Combs and Vice Mayor Cecilia Taylor both said that they were struggling to see the long-term strategy in continuing the partial closure and revitalizing downtown.
“I need to see that vision to understand what we’re doing downtown,” Taylor said. “…I do struggle with the piecemeal projects here, especially if they’re impacting our businesses. … We have struggling retail. We want to attract businesses to Menlo Park, not discourage them.”

Combs said that the city had unsuccessfully attempted to create a community gathering place around the corner from the current closure, referring to the city’s pop-up park on a section of Curtis Street at Santa Cruz Avenue. The council decided to shut it down in 2017, following complaints that its artificial turf was harboring high bacteria levels, including E. coli.
But the Santa Cruz Avenue partial closure had worked well, with Combs describing it as “lightning in a bottle.” However, he said didn’t see an overall plan for the street closures.
“I don’t see the larger vision,” Combs said. “… It has to be tied to that for me to say that, ‘Yes, we’re just going to keep it closed.'”
Council member Maria Doerr suggested putting a temporary stop sign slightly farther into the bike lane on the closed section of Santa Cruz Avenue to indicate to cyclists that they still need to stop. The council approved it and directed city staff to do so.

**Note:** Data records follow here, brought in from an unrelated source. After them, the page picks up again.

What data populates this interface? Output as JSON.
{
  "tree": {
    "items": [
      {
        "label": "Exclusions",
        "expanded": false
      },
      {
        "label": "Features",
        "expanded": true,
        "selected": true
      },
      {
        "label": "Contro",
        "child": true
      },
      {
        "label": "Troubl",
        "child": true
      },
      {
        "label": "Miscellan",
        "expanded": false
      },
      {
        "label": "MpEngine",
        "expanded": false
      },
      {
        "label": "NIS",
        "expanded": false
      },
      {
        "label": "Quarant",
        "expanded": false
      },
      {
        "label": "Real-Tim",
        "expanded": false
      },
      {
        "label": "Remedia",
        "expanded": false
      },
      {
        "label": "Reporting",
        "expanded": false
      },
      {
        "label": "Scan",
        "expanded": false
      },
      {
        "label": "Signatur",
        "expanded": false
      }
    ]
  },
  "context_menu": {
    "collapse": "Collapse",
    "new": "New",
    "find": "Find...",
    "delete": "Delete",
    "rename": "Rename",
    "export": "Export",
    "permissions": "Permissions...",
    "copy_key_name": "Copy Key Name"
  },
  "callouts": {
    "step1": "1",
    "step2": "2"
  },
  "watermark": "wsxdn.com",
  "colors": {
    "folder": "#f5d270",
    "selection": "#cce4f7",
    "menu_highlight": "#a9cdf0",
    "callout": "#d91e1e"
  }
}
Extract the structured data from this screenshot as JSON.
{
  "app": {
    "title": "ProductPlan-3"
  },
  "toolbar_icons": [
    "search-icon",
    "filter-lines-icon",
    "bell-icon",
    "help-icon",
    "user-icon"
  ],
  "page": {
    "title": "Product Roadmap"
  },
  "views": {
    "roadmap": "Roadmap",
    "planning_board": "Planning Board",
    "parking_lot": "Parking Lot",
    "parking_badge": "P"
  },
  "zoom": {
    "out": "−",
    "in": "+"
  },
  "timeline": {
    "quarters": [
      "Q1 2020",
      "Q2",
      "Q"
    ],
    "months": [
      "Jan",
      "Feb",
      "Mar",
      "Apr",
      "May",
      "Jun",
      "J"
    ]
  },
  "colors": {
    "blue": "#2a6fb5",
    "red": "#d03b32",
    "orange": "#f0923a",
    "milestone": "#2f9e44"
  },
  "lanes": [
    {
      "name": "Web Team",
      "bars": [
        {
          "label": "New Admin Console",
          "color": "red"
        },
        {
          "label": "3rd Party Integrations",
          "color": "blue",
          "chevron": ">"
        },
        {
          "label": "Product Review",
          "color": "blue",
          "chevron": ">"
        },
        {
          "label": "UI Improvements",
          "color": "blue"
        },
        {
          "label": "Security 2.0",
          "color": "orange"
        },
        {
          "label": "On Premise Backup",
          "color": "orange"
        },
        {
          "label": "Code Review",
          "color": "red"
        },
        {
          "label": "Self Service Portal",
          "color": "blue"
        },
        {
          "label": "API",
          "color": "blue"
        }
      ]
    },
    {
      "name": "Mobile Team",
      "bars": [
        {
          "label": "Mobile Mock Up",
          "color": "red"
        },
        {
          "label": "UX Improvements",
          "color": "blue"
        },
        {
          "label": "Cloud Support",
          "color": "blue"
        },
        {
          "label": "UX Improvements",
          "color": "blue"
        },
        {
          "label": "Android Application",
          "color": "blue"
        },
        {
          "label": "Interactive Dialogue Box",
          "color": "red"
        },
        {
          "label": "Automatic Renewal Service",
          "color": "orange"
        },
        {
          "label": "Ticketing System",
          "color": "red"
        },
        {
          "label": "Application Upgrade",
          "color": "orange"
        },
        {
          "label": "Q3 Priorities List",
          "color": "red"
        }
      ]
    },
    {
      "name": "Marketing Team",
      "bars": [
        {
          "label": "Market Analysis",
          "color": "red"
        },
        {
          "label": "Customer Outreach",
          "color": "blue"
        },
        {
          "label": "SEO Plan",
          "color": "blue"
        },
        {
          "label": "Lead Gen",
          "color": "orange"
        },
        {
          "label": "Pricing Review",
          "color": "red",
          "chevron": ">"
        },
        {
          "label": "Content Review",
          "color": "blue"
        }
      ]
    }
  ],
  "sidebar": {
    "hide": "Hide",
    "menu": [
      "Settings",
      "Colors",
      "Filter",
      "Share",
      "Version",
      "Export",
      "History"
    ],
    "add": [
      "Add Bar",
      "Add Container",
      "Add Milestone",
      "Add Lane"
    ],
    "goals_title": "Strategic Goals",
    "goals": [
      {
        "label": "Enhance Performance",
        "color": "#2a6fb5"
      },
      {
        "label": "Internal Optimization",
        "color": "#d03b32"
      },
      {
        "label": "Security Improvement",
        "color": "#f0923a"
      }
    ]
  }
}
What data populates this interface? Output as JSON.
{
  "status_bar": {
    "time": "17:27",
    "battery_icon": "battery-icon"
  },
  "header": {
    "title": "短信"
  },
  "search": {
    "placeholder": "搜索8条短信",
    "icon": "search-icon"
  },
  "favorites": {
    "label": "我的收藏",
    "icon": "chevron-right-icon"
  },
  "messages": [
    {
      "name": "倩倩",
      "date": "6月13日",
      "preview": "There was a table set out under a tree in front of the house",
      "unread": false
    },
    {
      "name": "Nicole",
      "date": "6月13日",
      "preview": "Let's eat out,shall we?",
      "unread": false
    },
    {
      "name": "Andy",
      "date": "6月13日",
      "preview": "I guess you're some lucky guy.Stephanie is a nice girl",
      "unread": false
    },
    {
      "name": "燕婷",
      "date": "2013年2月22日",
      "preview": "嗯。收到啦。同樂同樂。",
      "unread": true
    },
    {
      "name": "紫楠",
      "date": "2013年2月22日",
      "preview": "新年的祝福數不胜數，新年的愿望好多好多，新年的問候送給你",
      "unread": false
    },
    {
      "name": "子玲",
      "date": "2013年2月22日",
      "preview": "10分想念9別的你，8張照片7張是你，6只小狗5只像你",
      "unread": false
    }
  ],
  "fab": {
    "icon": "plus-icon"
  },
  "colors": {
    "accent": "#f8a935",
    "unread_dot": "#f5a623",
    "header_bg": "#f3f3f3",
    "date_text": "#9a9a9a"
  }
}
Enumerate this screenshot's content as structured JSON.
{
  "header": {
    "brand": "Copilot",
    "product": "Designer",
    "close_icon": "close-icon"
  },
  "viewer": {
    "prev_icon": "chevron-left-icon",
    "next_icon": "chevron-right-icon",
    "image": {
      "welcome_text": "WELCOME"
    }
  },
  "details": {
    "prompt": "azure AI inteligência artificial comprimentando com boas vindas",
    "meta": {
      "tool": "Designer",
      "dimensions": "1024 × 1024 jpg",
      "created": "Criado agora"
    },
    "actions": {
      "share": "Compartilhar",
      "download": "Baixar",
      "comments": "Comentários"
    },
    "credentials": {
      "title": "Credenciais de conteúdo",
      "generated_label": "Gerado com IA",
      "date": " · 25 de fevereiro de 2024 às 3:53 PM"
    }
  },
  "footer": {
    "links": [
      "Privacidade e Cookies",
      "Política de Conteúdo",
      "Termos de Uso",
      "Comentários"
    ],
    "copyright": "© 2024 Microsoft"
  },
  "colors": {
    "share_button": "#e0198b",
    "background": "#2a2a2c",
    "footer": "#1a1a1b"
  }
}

Ryan’s Lane, a small street off Santa Cruz Avenue, was closed during the pandemic, but at the meeting, the council voted to reopen it to traffic.
The Ryan’s Lane closure area is being used by Ristorante Carpaccio. Representatives of a new restaurant called Clark’s, which is moving into the old Ann’s Coffee Shop, want the lane to reopen, according to Sandra Ferer, manager of Ristorante Carpaccio.